General information
- Coordinates: 41°46′59″N 44°47′57″E﻿ / ﻿41.78315°N 44.799053°E
- System: Tbilisi Metro station
- Platforms: Island platform
- Tracks: 2

Construction
- Structure type: Underground

History
- Opened: January 7, 1989
- Former names: Guramishvili

Services
| Preceding station | Tbilisi Metro |  |  | Following station |
| Akhmetelis Teatri Terminus |  | Akhmeteli–Varketili Line |  | Guramishvili towards Varketili |

Location

= Sarajishvili (Tbilisi Metro) =

Tbilisi Metro Station

The Sarajishvili (სარაჯიშვილი /ka/) is a station on the Akhmeteli–Varketili Line (First Line) of the Tbilisi Metro. It opened on January 7, 1989. The station is named after the Georgian scientist, entrepreneur, and philanthropist Davit Sarajishvili (1848–1911).

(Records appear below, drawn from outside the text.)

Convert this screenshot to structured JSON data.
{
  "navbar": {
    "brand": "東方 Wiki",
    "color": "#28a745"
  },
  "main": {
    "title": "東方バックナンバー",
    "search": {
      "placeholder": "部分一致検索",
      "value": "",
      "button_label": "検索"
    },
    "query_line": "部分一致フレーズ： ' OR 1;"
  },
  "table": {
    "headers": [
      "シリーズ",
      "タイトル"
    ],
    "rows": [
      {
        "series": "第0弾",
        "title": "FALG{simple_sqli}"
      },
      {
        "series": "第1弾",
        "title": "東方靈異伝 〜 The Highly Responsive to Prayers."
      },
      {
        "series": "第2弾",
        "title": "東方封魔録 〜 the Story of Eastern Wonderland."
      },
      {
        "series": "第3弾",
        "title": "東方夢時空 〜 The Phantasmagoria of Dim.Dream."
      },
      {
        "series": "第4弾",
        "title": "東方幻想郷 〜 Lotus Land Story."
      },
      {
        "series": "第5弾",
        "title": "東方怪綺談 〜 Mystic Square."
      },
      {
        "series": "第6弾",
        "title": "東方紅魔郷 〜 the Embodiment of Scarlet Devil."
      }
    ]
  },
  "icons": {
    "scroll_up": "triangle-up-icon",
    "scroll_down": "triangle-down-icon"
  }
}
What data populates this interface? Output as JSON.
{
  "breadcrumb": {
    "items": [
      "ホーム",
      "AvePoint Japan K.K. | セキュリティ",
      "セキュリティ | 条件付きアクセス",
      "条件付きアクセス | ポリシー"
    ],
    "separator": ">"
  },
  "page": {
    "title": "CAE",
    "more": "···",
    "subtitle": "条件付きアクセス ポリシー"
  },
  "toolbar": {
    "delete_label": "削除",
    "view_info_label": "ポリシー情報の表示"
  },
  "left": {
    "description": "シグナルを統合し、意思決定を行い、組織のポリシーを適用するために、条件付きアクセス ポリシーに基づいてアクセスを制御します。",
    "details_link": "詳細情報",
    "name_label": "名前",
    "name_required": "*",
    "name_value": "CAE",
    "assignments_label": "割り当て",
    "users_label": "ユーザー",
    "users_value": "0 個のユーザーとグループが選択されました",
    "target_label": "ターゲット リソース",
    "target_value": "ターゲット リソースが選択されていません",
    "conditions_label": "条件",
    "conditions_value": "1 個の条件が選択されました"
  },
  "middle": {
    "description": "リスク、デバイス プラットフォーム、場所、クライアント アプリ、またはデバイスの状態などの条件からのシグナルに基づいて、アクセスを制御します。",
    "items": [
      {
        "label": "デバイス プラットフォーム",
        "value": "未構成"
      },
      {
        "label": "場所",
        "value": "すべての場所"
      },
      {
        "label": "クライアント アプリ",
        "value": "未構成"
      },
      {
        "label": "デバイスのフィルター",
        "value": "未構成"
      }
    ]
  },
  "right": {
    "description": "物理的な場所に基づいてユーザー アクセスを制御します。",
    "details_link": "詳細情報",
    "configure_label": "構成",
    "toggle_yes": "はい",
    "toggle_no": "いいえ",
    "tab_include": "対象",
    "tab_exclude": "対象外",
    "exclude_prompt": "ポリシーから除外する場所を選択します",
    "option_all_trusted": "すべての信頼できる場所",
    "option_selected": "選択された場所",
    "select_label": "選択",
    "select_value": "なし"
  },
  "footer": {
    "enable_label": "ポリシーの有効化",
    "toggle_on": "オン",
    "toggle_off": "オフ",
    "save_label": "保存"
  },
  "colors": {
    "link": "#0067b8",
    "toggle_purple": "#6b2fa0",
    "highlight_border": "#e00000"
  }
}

Before 1992, the station was officially named as Guramishvili (გურამიშვილი), after the 18th-century Georgian poet David Guramishvili. After 1992, the name of the station was transferred to neighbouring station Guramishvili, pre-1992 known as TEMKA. This is alongside Gotsiridze, one of the occasions when the name of the station changed and previous name transferred to another station.